Ahead of Assisi meeting, Pope speaks of Jesus bringing peace
By David Kerr
Pope Benedict XVI during the Oct. 23, 2011 canonization ceremony
Pope Benedict XVI during the Oct. 23, 2011 canonization ceremony

.- One day before the gathering of religious leaders from around the world in the town of Assisi, Pope Benedict XVI declared that the crucifixion, death and resurrection of Jesus ushered in a new kingdom of peace of which Christ is king.

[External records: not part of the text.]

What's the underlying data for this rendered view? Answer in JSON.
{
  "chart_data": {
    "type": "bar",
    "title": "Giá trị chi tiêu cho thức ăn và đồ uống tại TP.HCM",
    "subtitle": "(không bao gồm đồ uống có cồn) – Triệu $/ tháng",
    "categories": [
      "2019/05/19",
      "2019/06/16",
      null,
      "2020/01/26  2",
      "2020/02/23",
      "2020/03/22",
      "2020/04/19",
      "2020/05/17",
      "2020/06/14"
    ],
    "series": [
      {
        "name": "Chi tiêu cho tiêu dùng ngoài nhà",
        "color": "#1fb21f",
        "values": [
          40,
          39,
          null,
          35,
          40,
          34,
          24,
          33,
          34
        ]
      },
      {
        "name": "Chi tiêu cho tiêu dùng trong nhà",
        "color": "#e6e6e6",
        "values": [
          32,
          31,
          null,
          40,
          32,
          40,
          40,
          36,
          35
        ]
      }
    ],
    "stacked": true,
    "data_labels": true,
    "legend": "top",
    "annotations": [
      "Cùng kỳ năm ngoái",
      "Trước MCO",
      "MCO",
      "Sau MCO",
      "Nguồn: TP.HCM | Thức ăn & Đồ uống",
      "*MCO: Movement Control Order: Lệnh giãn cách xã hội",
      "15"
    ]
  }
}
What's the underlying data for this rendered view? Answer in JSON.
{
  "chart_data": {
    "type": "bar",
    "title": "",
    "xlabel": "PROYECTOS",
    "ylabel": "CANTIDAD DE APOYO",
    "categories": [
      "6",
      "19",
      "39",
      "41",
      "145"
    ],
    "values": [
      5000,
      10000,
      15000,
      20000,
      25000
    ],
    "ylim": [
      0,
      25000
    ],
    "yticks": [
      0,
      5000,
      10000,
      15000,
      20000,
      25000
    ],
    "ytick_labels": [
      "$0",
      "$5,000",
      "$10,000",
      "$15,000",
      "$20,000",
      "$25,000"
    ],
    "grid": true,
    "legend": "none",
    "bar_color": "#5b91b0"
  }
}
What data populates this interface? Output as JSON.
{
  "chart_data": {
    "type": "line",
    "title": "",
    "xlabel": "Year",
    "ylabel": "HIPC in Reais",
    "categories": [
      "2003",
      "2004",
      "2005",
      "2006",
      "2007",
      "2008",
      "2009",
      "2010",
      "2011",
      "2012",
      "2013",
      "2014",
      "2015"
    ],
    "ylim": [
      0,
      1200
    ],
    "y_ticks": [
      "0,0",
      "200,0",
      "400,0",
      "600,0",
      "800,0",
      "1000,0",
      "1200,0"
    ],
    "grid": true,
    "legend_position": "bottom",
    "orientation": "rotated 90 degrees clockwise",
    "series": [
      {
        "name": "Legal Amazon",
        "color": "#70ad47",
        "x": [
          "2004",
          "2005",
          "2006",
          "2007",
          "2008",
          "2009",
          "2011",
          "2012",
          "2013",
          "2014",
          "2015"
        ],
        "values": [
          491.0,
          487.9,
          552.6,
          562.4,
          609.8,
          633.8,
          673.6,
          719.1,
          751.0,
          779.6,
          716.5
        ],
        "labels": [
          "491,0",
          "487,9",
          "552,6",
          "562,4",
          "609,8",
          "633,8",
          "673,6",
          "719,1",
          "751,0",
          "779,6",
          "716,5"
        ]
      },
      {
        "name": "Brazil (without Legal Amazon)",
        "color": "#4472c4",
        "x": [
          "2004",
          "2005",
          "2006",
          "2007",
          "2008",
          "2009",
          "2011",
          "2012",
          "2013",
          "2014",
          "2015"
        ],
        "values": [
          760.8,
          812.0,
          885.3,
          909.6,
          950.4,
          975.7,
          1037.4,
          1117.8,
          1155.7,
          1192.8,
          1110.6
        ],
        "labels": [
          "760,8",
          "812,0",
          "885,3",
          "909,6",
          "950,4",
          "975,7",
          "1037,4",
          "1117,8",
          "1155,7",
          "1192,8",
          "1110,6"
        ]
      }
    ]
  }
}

“The Cross is the new arch of peace, a sign and instrument of reconciliation, of forgiveness, of understanding, a sign that love is stronger than all violence and all oppression, is stronger than death: the evil is overcome with good, with love,” the Pope said to pilgrims gathered in the Vatican’s Paul VI Hall on Oct. 26.

“This new reign of peace in which Christ is the king, is a kingdom that extends over the whole earth.”

The Pope’s comments came at his weekly general audience which also served as a prayer vigil ahead of tomorrow’s “Day of Reflection and Prayer for Peace” with other world religious leaders in the Italian town of Assisi.

Today’s vigil was due to take place in St. Peter’s Square but inclement weather forced a change of venue. This resulted in the majority of pilgrims being sent to the Paul VI Hall and the overflow being shepherded into St. Peter’s Basilica.

Pope Benedict briefly greeted those in the basilica and imparted his apostolic blessing upon them. He then proceeded to the audience hall where Cardinal Agostino Vallini, Vicar General of the Diocese Rome, read several passages from sacred scripture, to which the Pope responded with his speech.

The incarnation of Jesus Christ as king of peace, said the Pope, was foreshadowed in the Old Testament reading from the Book of Zechariah. “Behold, your king comes to you. He is just and victorious,” the Old Testament prophet said to the Jewish people.
“But the announcement does not refer to a king with human powers and force of arms,” said the Pope, “this is a gentle king who reigns with humility and gentleness before God and man, a king quite different from the great sovereigns of the earth.”

The unfolding of Zechariah’s prophecy first becames apparent at the time of Christ’s birth in Bethlehem, Pope Benedict said, recalling how the angels proclaimed “Glory to God in the highest; and on earth peace to men of good will.” Thus, he said, “the birth of that baby, who is Jesus, brings a proclamation of peace throughout the world.”

Similarly, the apostles would have recalled Zechariah’s words after “Christ’s passion, death and resurrection,” when “with the eyes of faith, they reconsidered their Master's joyful entry into the Holy City.”

“He did not enter Jerusalem accompanied by a mighty army of chariots and horsemen. He is a poor king, the king of the poor of God,” said the Pope, “he is a king who will make the chariots and steeds of battle disappear, who will break the weapons of war, a king who brought peace on the Cross, uniting heaven and earth and building a bridge between all mankind.”

And the kingdom of Jesus, the Pope noted, is universal. Its horizon is not “the territorial horizon of a State,” but “the confines of the world,” and wherever Christ is to be found “in the great network of Eucharistic communities covering the earth, wherein the prophecy of Zecheriah re-emerges in splendor.”   

Christians can help expand the bounds of this kingdom of peace “not with the might of war or force of power,” but “with the giving of self, with love carried to its extreme consequences, even towards out enemies,” said the Pope. 
He then turned the pilgrims’ attention to a physical reminder of that attitude, pointing to a statue of St. Paul with a sword in hand—the means by which he was executed in Rome—located on the front of St. Peter’s Basilica.  

St. Paul’s strength “lay in the fact that he did not seek a quiet life,” said the Pope, but rather in the fact that “he was consumed by the Gospel” and “gave all of himself without reserve.” This led to him becoming the “great messenger of peace and reconciliation in Christ.”

Similarly, he said, Catholics today must be willing “to pay in person,” even if that means suffering “misunderstanding, rejection and persecution.”

“It is not the sword of the conqueror that builds peace, but the sword of those who suffer and give up their own lives.”

The Holy Father concluded by asking everybody to pray that “tomorrow’s meeting in Assisi might favor dialogue between people from different religions,” so that “rancor may give way to forgiveness, division to reconciliation, hatred to love, violence to humility, and that peace may reign in the world.”